Ofgem, the energy regulator, has a lot to do. Some 29 retail suppliers have gone bankrupt in the past six months, Gazprom Energy, the Kremlin-backed company that supplies 20% of the UK’s non-domestic market, may soon need near nationalization due to the defection of client companies. In the meantime, the country needs a new energy strategy, for which the contribution of technocrats will be required.
However, Ofgem should still have room to address the issue that money-saving guy Martin Lewis raised with MPs on Tuesday: companies are playing ‘fast and free’ by increasing direct debits from consumers to beyond what is warranted by next month. energy price cap raised to £1,971 for an average household. Which suppliers are guilty, Lewis was asked. Almost all of them, he replied.
We suspect he is right as there is clearly a temptation for loss-making companies to improve their short-term cash positions in the current environment. Consumers are confused about how a 54% increase in the cap is supposed to translate into an adjustment to their direct debit payment. Meanwhile, price competition between firms has disappeared.

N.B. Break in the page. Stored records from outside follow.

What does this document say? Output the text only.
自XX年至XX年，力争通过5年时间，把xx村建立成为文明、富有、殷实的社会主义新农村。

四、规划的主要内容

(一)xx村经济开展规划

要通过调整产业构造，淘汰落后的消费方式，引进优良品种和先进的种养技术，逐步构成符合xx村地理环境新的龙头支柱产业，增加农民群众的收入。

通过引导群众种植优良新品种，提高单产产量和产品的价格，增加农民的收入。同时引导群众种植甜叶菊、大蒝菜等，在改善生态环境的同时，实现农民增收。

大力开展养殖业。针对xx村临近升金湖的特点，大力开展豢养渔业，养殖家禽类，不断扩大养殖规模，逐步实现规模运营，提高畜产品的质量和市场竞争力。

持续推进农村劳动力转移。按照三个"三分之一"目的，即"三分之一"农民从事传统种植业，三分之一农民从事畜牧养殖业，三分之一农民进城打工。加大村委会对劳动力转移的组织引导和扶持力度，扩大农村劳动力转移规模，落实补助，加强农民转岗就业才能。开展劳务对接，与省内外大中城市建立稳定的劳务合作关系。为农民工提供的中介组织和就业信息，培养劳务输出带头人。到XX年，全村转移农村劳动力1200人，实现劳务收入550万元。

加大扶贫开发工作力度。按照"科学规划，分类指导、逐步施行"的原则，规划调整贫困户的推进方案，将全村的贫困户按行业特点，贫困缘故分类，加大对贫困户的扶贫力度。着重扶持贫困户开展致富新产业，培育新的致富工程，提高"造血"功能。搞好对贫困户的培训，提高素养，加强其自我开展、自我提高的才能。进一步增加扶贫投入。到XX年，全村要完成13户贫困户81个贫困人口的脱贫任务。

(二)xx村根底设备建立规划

In cases where an account is in arrears, a doubling of a monthly charge will be legitimate. But it was alarming that Lewis relayed stories of companies defending over-the-cap increases for customers on credit on the grounds that another hike is on the horizon. This tactic is a test. Yes, the Ofgem rate will probably increase again in October (to £2,500, say the latest projections), but that’s no reason to increase sales in advance, unless customers agree .
Ofgem will be doing everyone a favor when it comes to implementing tougher rules on ring-fencing consumer deposits, reducing the incentive for businesses to borrow, in effect, from bill payers. In the meantime, a general regulatory warning to suppliers would be in order. If Lewis is right, sneaky behavior, to describe it liberally, flies under the radar.

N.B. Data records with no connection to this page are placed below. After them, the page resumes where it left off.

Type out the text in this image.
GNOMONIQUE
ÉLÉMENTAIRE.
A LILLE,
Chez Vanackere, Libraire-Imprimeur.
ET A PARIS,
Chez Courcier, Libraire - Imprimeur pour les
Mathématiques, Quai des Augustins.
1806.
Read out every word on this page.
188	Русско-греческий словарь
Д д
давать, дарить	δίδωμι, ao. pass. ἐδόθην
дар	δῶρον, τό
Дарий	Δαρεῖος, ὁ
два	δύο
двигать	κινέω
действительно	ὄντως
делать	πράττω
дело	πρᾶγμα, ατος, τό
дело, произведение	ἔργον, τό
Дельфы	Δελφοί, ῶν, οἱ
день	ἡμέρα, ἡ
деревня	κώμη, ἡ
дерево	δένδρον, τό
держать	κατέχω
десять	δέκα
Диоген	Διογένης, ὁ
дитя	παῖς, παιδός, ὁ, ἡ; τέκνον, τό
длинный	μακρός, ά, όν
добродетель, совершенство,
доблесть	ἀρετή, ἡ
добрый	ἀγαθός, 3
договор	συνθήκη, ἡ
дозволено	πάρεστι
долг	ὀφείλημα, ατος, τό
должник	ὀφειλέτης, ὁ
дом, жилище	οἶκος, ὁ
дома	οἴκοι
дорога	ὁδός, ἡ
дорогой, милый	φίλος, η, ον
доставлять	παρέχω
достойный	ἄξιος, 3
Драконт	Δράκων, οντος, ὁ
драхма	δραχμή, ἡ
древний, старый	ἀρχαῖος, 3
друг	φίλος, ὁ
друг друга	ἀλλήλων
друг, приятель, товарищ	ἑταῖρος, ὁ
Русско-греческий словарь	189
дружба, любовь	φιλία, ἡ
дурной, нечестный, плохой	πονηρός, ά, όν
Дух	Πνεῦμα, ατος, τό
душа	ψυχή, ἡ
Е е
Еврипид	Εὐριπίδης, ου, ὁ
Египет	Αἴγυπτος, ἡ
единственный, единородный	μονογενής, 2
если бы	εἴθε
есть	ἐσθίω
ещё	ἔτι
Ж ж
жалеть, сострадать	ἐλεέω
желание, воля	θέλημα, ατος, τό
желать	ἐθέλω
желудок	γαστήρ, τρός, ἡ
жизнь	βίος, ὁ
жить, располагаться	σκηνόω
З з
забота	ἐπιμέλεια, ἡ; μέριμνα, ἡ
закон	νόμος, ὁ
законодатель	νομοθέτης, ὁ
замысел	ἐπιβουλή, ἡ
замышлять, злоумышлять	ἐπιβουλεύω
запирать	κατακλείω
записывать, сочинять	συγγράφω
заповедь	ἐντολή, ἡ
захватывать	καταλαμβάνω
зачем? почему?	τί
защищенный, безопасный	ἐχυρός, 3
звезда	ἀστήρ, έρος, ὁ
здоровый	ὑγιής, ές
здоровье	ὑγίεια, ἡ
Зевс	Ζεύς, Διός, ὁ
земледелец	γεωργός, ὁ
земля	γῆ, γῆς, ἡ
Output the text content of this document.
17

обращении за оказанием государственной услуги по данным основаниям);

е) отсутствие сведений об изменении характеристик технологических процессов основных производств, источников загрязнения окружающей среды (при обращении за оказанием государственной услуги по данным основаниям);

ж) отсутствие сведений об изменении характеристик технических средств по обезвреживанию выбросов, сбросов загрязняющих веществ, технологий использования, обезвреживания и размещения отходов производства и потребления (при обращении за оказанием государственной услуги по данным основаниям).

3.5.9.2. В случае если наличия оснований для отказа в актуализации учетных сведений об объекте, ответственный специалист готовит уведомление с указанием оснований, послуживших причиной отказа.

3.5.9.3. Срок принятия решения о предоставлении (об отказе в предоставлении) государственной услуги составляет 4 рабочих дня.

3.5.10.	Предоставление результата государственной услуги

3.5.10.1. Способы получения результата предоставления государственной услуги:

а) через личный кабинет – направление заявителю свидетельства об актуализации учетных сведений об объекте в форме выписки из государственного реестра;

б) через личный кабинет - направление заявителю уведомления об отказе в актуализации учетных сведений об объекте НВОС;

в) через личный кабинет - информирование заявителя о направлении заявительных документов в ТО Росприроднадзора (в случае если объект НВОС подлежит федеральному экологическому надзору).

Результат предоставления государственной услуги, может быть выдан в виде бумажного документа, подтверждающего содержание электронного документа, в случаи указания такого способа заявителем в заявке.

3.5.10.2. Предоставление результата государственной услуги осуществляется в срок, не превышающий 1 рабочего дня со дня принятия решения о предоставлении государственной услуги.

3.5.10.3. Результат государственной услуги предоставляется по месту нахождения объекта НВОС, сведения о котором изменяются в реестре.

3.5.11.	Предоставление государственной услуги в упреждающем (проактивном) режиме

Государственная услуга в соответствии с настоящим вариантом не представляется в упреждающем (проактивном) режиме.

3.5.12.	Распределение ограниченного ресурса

Charles Allen has his work cut out at THG
Finally, a volunteer for the role of chairman of THG, a job that will require more than telling founder, CEO and owner Matt Molding to refrain from blaming his stock market troubles on nasty short sellers.
Charles Allen has had a varied career since his days as a top man at ITV, but probably never came across a company like THG, or The Hut Group as it was. His arrival gives the appearance of normal governance, but it is the substance of any reform that will count.

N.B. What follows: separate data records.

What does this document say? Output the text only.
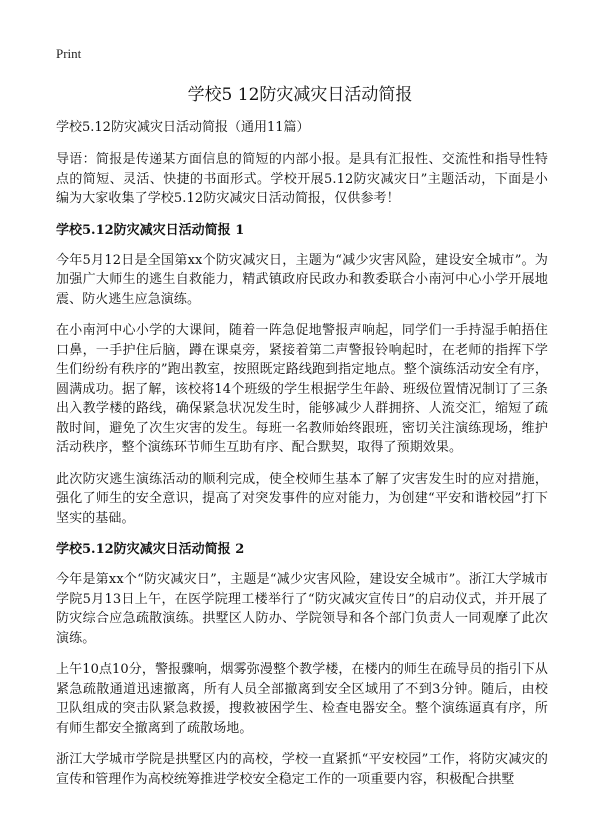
Print
学校5 12防灾减灾日活动简报

学校5.12防灾减灾日活动简报（通用11篇）

导语：简报是传递某方面信息的简短的内部小报。是具有汇报性、交流性和指导性特点的简短、灵活、快捷的书面形式。学校开展5.12防灾减灾日”主题活动，下面是小编为大家收集了学校5.12防灾减灾日活动简报，仅供参考！

学校5.12防灾减灾日活动简报 1

今年5月12日是全国第xx个防灾减灾日，主题为“减少灾害风险，建设安全城市”。为加强广大师生的逃生自救能力，精武镇政府民政办和教委联合小南河中心小学开展地震、防火逃生应急演练。

在小南河中心小学的大课间，随着一阵急促地警报声响起，同学们一手持湿手帕捂住口鼻，一手护住后脑，蹲在课桌旁，紧接着第二声警报铃响起时，在老师的指挥下学生们纷纷有秩序的”跑出教室，按照既定路线跑到指定地点。整个演练活动安全有序，圆满成功。据了解，该校将14个班级的学生根据学生年龄、班级位置情况制订了三条出入教学楼的路线，确保紧急状况发生时，能够减少人群拥挤、人流交汇，缩短了疏散时间，避免了次生灾害的发生。每班一名教师始终跟班，密切关注演练现场，维护活动秩序，整个演练环节师生互助有序、配合默契，取得了预期效果。

此次防灾逃生演练活动的顺利完成，使全校师生基本了解了灾害发生时的应对措施，强化了师生的安全意识，提高了对突发事件的应对能力，为创建“平安和谐校园”打下坚实的基础。

学校5.12防灾减灾日活动简报 2

今年是第xx个“防灾减灾日”，主题是“减少灾害风险，建设安全城市”。浙江大学城市学院5月13日上午，在医学院理工楼举行了“防灾减灾宣传日”的启动仪式，并开展了防灾综合应急疏散演练。拱墅区人防办、学院领导和各个部门负责人一同观摩了此次演练。

上午10点10分，警报骤响，烟雾弥漫整个教学楼，在楼内的师生在疏导员的指引下从紧急疏散通道迅速撤离，所有人员全部撤离到安全区域用了不到3分钟。随后，由校卫队组成的突击队紧急救援，搜救被困学生、检查电器安全。整个演练逼真有序，所有师生都安全撤离到了疏散场地。

浙江大学城市学院是拱墅区内的高校，学校一直紧抓“平安校园”工作，将防灾减灾的宣传和管理作为高校统筹推进学校安全稳定工作的一项重要内容，积极配合拱墅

The easy part should be “refreshing” – in the statement’s polite parlance – a board where the non-executive team is too dominated by representatives of THG’s former private funders.
As for improving transparency, yes, that is obviously necessary. Molding spoke unconvincingly about the alleged hidden value of THG’s Ingenuity division — the part that provides “end-to-end technology services” to other people’s brands — but never offered a breakdown of profits by division to justify bragging. Err on the side of maximum disclosure. Until then, skeptical analysts are entitled to see Ingenuity only as a piecemeal logistics setup.
The critical element will be Allen’s review of strategic options. Japan’s SoftBank Group is unlikely to exercise its option to pay $1.6bn (£1.2bn) for 20% of Ingenuity since THG’s total market capitalization is just £1bn. sterling these days. Instead, the pressing question is whether to proceed with a spinoff of the Lookfantastic-based beauty division, previously announced as the first step in a possible three-way split with the nutrition deal to follow.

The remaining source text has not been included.